I closed with a reminder that the lesson in this duet is listening to your partner and she is his sister, and they have things they can learn from each other, but I needed him to not take her behavior personally & also, he could give a little show of trying.
I mean, I get it. Why the fuck should he practice quieting the strings? He can do it! A monkey could do it! But I get what she is saying, too, that there is a complete piece and why not aim high? Is it a hassle to put his hand on the strings? Why can't he just not be oppositional for once?
They played after Garçon & I came back upstairs, and -- this made me laugh: he would not take it from the top, lol -- they sounded fine & met her exacting specifications.
I did explain to her later the inverse of their relationship counsel, which is that she always complains about how it is just not fair that Garçon doesn't have cavities when he can't be assed to brush his teeth and he, like, whatever, you know? He just coasts through life, and he doesn't check all the things off of the list and it's not fair, but maybe it's ok. Maybe he can show her how she can ease up a little on a daily basis and still have everything work out OK. Again, the same close: listening.

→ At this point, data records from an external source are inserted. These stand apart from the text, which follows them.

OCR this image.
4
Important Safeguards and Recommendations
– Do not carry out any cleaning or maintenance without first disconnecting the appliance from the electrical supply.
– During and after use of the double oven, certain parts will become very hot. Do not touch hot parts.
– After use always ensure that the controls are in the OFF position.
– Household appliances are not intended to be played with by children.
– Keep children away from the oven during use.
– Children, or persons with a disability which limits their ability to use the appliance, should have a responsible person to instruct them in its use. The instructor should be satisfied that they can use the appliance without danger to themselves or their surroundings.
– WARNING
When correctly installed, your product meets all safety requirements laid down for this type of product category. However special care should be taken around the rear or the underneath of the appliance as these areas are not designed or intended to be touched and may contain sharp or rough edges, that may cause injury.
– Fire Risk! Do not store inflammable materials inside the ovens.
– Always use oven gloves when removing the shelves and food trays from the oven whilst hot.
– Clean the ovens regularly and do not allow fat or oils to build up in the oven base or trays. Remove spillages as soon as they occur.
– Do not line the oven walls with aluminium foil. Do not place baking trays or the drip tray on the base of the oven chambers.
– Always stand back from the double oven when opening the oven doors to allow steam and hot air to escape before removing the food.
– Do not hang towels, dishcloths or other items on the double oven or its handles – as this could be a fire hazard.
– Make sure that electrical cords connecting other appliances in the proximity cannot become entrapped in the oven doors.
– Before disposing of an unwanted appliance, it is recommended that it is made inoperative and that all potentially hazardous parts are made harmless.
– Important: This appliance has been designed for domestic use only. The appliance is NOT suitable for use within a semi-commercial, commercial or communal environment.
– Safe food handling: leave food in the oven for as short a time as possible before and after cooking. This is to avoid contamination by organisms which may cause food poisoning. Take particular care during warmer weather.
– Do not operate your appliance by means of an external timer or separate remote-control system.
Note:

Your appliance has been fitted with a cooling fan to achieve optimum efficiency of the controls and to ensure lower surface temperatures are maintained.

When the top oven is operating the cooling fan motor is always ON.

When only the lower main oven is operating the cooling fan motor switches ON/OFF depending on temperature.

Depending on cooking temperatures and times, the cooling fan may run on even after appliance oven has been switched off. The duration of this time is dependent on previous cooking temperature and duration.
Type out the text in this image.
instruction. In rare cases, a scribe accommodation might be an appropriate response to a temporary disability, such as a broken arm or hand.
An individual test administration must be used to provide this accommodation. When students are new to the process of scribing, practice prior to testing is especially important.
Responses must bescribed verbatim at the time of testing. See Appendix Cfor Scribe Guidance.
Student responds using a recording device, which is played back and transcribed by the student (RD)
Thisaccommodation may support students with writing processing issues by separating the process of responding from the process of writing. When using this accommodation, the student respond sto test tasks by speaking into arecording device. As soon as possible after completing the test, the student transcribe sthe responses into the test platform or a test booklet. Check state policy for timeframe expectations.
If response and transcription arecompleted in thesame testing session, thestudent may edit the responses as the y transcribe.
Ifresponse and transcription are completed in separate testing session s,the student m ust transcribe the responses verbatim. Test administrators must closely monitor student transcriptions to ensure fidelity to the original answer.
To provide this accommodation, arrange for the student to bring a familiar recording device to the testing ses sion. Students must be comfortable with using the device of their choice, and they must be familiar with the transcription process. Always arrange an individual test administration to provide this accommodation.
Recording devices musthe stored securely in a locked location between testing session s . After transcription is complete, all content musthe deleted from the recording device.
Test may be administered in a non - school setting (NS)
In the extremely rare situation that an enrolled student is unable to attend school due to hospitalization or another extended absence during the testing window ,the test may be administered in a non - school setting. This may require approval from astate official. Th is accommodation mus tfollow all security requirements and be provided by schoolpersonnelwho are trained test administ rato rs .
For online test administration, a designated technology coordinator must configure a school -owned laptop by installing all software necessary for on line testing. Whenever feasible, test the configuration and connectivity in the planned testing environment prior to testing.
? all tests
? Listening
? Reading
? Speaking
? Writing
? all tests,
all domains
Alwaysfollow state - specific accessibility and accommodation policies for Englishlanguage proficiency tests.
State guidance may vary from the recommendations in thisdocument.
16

Mari called & wanted to know how things were going: There is too much parenting in this day! Listen!
But it was ok. Then I got lunch, eventually. Fifille asked if she could do the program with me & I said yes to the elimination-diet part, but she needs to eat three solid meals & can have shakes for snacks.
The children went to the library. I did two loads of laundry & stoked the fire. It has been legitimately cold outside, so if we let the fire go out for more than overnight it will be in the 40s on our first floor pretty quickly. It's fine, no one sleeps down there, but it makes standing around working the Vitamix a drag, obvs. When we got home from Sal's last Tuesday, it was 45 degrees down there & I turned on the furnace. I was not going to be able to fool around with the stove until Thursday afternoon & maybe not even then. I turned it off again Friday night because it just makes this horrible noise and if our central-heating situation were optimal, we would not have installed a woodstove. And wood is free, all over the county. Anyhow.
This was fun. I'm really sleepy. Next week is ballet's observation class. It is stressful -- there are parents who are more into it than driving & writing checks; all the Russians pile in & really pay a lot of attention ... please let there be no emotional-eating of nightshades in that time. À plus tard xoxox


I'm doing the intermittent fasting thingy. Two weeks in, it's kind of boring but very manageable.